The taskforce was asked to consider ways to reduce premiums in the north, but in identifying the “most feasible” options it admits “there is no simple answer to sustainably reducing” prices.
However, it says government intervention in the market is not the answer.
Instead, the taskforce’s final report recommends cyclone mitigation as the only way to reduce insurance premiums on a sustainable basis.
In the meantime, it believes market forces are coming to the rescue of consumers who are slugged with premiums 1.5-2.5 times more than policyholders in Brisbane, Sydney and Melbourne.
The taskforce report notes some “positive developments” in the north, with insurers introducing products that “provide greater scope for consumers to achieve lower premiums”.
“The aim should be to enhance this momentum,” the report urges.
Ultimately, the taskforce believes responsibility for reducing premiums falls to householders as much as insurers.
“The reduction in premiums that could be achieved from mitigation will depend on individual circumstances and the mitigation action taken.
“However, such reductions can only be achieved by household action.”
Governments, for their part, can take “a range of relatively low-cost… measures to promote mitigation”.
These include additional funding for research on mitigation options, public works spending, subsidising mitigation work for low-income households and education campaigns “to encourage and support property owners to undertake mitigation”.
Having acknowledged recent product innovation, the taskforce urges the insurance industry to go further in reducing premiums.
“The… industry should develop insurance pricing systems that provide greater recognition of mitigation action and be more proactive in offering a range of policy options that provide increased scope for policyholders to assume more responsibility for risk of cyclone damage in return for lower premiums,” the report says.
The taskforce recommends the industry “engage more effectively” with property owners in the north.
“This requires improved disclosure of risks and greater responsiveness to policyholder concerns.”
Proposed options for a mutual or reinsurance scheme do not appeal to the taskforce, although the latter “represents a more feasible approach”. The taskforce dismisses a mutual outright.
“In contrast to the mutual, the reinsurance pool could promote competition through new entrants to the northern Australia market. A reinsurance pool that charged premiums to cover the estimated long-run cost of claims from cyclones and was supported by a government guarantee might offer a premium reduction for consumers of 10-15%.”
But the taskforce also identifies a catch.
“It would be difficult... to ensure cost reductions for insurers did in fact flow through to premium reductions for customers.

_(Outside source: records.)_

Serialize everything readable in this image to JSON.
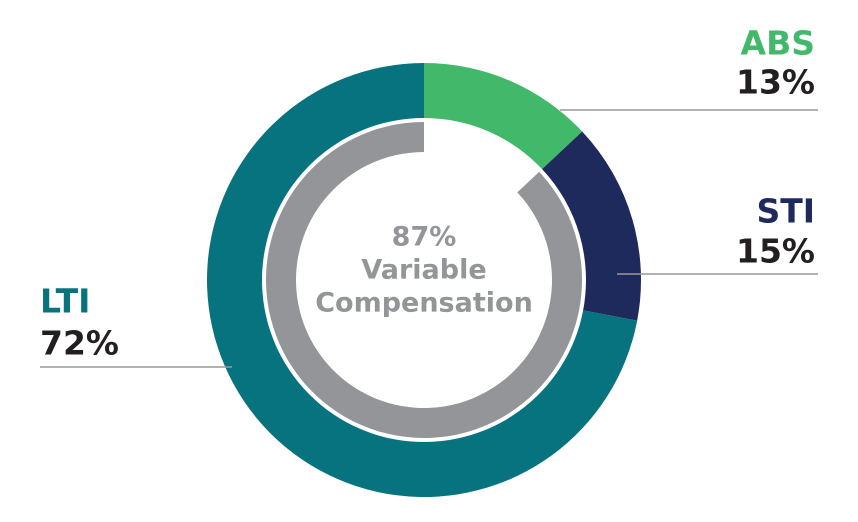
{
  "chart_data": {
    "type": "donut",
    "categories": [
      "ABS",
      "STI",
      "LTI"
    ],
    "values": [
      13,
      15,
      72
    ],
    "value_labels": [
      "13%",
      "15%",
      "72%"
    ],
    "colors": [
      "#41b86a",
      "#1f2a5c",
      "#07737f"
    ],
    "inner_ring": {
      "value": 87,
      "value_label": "87%",
      "color": "#939598",
      "label_lines": [
        "Variable",
        "Compensation"
      ]
    }
  }
}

The Government would assume significant risk to achieve any reduction in premiums.”
The taskforce says, compared with a mutual, there is greater potential for the Government to withdraw support for a reinsurance pool, but overseas experience shows it is very difficult for governments to exit intervention in insurance arrangements.
“If the Government did exit the market, any premium reductions would be reversed unless households had undertaken mitigation during this time.”